As you celebrate the wonder of my birth in Bethlehem, celebrate also your rebirth into eternal life.  This everlasting gift was the sole purpose of my entering your sin-stained world.  Receive my gift with awe and humility….

Barbara is Home for Christmas and if that ain’t amazing grace….I don’t know what is.

4 Replies to “Home For Christmas”

  1. I had a close friend of 30 years pass this year. She and I became Christians the same year and grew and walked this path together. She was also bedridden but was able to communicate. I had my 2 days a week to visit her, discuss life and her meeting Jesus. My regular day was Wednesday and the next Wednesday was my birthday. I told her on Sunday that I would see her then and she replied, “I might not be here on Wednesday” so I changed my plan and visited Tuesday. When we said good by and prayed, neither of us knew that she would in fact be with Jesus on my birthday. She was home. God is amazing. Two very fine women in Christ went to their home with Him this year. Rest in Peace Barbara and Pam.

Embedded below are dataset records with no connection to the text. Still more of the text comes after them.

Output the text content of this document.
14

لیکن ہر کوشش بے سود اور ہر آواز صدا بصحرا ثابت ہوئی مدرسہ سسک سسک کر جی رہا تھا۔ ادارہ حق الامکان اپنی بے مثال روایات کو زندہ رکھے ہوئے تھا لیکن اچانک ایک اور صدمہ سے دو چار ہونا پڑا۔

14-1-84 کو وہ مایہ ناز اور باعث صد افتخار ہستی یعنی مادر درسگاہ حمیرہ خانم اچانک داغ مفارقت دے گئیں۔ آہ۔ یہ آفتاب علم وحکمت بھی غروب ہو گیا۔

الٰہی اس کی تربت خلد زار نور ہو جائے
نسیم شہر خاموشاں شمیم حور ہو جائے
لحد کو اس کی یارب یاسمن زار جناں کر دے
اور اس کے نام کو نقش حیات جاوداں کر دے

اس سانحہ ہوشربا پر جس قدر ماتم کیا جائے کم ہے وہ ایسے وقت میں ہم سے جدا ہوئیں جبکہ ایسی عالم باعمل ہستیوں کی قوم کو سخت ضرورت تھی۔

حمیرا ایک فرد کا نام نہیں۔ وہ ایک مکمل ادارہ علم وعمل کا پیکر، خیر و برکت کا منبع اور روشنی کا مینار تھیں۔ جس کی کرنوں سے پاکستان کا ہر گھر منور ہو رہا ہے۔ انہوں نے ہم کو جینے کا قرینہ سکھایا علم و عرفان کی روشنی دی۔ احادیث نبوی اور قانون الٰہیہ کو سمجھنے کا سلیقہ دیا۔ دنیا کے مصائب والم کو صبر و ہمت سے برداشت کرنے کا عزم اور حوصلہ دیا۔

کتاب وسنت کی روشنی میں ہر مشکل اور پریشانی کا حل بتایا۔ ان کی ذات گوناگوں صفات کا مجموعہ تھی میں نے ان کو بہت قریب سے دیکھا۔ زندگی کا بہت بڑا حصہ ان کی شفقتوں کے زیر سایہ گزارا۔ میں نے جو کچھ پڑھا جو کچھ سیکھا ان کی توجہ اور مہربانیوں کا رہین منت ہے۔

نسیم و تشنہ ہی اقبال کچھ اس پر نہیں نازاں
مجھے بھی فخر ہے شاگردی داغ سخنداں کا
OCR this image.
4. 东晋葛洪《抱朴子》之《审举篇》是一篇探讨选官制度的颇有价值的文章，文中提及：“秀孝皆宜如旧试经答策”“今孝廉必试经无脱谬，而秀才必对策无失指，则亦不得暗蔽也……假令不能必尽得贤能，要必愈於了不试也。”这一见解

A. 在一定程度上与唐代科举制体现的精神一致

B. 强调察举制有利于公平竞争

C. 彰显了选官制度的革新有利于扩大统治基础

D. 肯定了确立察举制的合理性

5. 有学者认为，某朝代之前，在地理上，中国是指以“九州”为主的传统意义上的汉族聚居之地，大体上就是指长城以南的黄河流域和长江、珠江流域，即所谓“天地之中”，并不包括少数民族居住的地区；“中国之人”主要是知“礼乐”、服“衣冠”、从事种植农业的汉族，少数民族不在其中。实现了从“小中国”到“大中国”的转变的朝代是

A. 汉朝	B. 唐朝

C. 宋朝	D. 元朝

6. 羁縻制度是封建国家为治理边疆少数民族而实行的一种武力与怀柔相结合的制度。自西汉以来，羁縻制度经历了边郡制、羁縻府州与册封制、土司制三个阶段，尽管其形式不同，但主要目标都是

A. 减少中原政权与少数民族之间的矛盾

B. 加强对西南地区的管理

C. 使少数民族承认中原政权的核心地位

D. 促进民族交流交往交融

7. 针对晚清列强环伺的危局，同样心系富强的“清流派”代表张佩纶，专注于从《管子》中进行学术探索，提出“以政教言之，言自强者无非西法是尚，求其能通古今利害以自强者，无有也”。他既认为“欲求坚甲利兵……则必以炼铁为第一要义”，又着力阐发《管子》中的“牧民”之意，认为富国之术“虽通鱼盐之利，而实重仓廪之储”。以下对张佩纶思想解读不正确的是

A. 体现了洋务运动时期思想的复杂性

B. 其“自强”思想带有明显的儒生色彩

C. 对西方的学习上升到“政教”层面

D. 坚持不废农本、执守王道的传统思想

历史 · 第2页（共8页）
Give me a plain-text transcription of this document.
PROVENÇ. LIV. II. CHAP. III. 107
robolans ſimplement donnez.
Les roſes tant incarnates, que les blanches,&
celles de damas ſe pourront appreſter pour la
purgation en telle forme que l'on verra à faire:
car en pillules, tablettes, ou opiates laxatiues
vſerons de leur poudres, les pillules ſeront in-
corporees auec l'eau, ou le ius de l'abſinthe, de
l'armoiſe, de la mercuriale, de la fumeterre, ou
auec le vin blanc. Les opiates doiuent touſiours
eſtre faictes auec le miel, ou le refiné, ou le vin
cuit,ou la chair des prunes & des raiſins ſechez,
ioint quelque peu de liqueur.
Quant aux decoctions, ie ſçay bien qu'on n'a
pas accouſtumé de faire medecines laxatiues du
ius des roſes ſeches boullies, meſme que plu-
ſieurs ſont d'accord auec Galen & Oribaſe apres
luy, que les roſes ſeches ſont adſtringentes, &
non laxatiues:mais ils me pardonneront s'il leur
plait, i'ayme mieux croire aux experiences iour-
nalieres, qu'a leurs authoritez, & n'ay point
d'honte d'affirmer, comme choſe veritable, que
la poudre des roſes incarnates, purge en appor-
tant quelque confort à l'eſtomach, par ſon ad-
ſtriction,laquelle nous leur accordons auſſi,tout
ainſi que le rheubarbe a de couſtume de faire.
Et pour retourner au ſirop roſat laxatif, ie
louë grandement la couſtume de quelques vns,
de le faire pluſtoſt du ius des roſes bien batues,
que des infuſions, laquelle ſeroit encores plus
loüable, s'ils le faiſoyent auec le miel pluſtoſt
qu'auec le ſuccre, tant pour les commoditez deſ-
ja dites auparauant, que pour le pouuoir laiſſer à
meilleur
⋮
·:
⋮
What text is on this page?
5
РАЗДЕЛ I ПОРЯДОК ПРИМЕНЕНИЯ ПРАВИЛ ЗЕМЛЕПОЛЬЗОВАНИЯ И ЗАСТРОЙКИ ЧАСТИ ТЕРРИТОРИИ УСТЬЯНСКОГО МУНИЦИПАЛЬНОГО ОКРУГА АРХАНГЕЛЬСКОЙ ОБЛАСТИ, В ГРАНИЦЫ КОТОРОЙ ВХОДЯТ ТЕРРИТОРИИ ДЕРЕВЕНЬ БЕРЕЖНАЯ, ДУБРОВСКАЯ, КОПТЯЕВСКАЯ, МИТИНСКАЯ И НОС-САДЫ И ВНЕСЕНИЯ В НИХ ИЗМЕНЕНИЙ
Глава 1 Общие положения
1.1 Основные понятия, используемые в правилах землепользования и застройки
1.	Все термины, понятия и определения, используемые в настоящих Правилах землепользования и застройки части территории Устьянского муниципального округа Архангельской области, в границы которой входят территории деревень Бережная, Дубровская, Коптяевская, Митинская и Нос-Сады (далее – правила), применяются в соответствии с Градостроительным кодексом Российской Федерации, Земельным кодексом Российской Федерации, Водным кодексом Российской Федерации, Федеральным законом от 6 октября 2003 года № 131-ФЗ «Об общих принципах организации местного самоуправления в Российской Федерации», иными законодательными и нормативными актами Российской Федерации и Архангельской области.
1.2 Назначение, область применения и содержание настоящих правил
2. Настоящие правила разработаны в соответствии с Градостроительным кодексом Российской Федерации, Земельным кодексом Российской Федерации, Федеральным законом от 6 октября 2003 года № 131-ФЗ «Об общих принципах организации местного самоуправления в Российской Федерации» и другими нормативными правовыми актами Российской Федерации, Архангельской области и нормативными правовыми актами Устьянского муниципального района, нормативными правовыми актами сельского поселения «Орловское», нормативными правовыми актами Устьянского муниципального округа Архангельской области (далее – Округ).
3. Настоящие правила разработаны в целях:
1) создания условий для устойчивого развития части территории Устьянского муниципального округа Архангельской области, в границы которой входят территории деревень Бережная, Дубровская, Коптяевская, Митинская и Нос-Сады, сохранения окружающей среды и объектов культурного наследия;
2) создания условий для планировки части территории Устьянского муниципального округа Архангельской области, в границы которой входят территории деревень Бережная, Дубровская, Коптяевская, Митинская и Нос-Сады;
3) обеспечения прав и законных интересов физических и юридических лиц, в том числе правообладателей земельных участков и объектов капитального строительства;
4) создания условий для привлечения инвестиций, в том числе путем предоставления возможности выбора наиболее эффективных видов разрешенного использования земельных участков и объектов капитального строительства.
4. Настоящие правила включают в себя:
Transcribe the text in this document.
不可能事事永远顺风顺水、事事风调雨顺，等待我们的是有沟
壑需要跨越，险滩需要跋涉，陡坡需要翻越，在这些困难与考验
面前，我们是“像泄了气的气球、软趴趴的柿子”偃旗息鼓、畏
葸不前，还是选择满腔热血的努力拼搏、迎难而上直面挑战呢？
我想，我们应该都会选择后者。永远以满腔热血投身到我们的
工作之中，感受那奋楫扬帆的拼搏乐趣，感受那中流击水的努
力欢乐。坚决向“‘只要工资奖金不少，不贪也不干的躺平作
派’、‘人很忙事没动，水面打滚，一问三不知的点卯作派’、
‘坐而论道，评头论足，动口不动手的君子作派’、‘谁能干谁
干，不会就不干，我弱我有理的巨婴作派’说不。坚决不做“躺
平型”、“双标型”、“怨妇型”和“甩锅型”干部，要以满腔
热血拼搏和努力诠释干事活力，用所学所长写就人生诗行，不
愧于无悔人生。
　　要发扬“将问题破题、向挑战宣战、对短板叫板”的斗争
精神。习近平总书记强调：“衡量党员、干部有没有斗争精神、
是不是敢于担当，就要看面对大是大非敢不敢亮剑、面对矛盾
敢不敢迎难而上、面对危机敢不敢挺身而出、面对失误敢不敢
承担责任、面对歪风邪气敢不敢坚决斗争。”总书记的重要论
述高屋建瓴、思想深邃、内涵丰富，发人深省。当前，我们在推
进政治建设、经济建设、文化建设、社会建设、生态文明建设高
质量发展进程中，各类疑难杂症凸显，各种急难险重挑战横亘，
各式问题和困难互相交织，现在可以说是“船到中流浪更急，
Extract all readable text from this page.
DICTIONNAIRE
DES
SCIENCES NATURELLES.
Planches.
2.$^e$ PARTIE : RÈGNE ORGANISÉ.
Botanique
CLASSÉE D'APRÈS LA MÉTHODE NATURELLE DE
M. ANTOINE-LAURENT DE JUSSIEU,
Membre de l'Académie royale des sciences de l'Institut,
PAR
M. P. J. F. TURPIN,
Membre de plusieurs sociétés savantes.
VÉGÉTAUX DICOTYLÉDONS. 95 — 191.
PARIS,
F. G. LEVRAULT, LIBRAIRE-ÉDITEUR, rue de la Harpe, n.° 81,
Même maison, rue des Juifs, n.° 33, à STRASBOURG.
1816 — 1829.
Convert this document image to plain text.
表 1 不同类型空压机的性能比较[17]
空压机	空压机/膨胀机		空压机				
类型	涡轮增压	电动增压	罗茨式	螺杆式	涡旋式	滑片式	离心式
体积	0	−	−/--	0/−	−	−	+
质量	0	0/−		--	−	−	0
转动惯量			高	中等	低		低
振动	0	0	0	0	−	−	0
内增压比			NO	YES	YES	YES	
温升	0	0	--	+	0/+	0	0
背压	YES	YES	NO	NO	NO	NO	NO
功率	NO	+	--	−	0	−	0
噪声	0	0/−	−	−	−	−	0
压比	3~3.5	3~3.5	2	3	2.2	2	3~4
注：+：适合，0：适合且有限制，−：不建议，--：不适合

  2. Thank you so much for being there for Barbara. she was my grandma not by blood but from care and love. My family moved in with her in the summer of 2000 and even after my parent found their own places I still found myself under her care and living with her till after college when I moved to Indiana. She was the most important person in my life and I am glad that I did find a way to make it down to California to at least say my goodbyes and tell her all that happened to me since I moved out.

    It was hard for me to see her like that. I remember we were always going for walks, different places, trying new things. Hiking, walking, eating new food, playing musical instruments, watching random TV shows at EXACTLY 10PM each night with my cats and her old dog Taffy *Not the one she had in her final years* She was full of life and when you got to know her she was definitely not quiet. 🙂

    She took in my entire family into her home when she at first barely knew us. Her heart was so massive and full of so much love. I will miss her so much, Thank you for being there with her and for sharing this blog with everyone.